Ce qui est évident, c’est que les perdants de cette guerre atroce ont été les Arméniens dans leur ensemble (Arménie, Artsakh et diaspora). Les Occidentaux que Patrice Gourdin considère comme éliminés, disposent de ressorts nécessaires pour revenir. Gérard Araud, ancien ambassadeur de France à Washington, a écrit dans l’hébdomadaire Le Point (15/11/2020) qu’au « Haut Karabakh, l’Occident n’a pas dit son dernier mot ». Soit.
Très probablement, les Etats Unis et la France notamment n’accepteront pas d’avoir été mis devant le fait accompli, suite à l’arrangement entre Moscou et Ankara (guerre, cessez le feu, …). Le projet d’aide européenne de 2,6 Mds€ de l’Union européenne, vraisemblablement à l’instigation de Paris, est symptomatique de ce refus.
Mais revenons aux Arméniens. On évoque très souvent la nécessité de rebâtir un Etat moderne digne de ce nom. Peut-on conclure alors que nos élites, nos gouvernants et nos partis politiques ont raté l’édification de l’Etat en privilégiant l’intérêt personnel et partisan au détriment de l’intérêt général? Que doivent-ils faire maintenant?

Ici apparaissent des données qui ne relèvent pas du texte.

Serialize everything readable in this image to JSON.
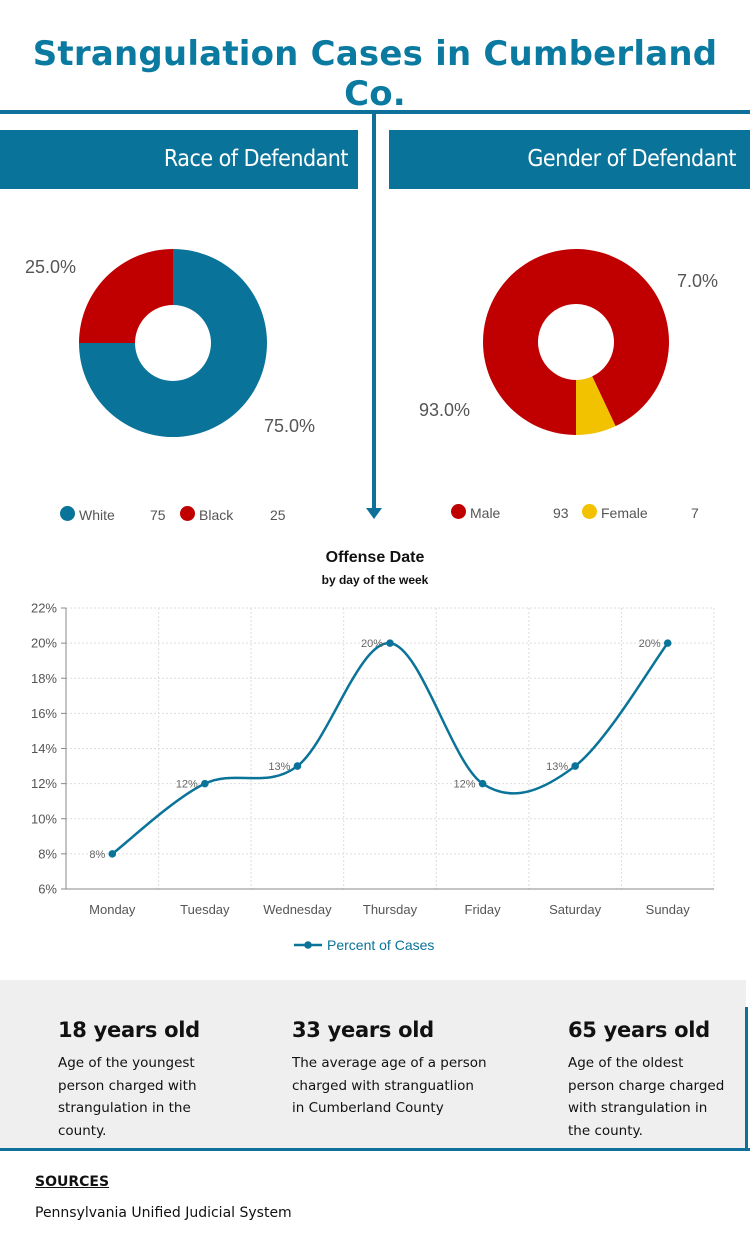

On entend dire qu’il faut créer une armée et une économie fortes. Oui mais tout cela prendra du temps, de l’énergie, … Il faut surtout beaucoup de ténacité aussi. Or, les acteurs du « grand jeu » régional n’attendront pas. Nous ne disposons ni de forces armées forte, ni d’économie robuste, ni manifestement de parapluie efficace de notre principal allié. Actuellement le seul levier dont nous disposons est le domaine diplomatique. Il nous faut améliorer et rendre performent notre outil diplomatique dans la mesure du possible. Il va sans dire qu’il faut intervenir sans cesse auprès des pays amis et alliés, sans négliger un domaine quelconque, auprès des institutions multilatérales, des ONGs, des médias, etc. Pourquoi pas désigner un vice-ministre chargé des pays francophones qui constituent un contingent important à l’ONU. C’est un levier qui, s’il est bien ciblé et convenablement travaillé par nos diplomates, peut s’avérer très utile. L’heure n’est plus à se calfeutrer dans les bureaux de l’ambassade et attendre une occasion de rencontre. Il faut un suivi actif dans l’entretien de nos relations. C’est à ce prix qu’on pourra gagner nos interlocuteurs à notre cause.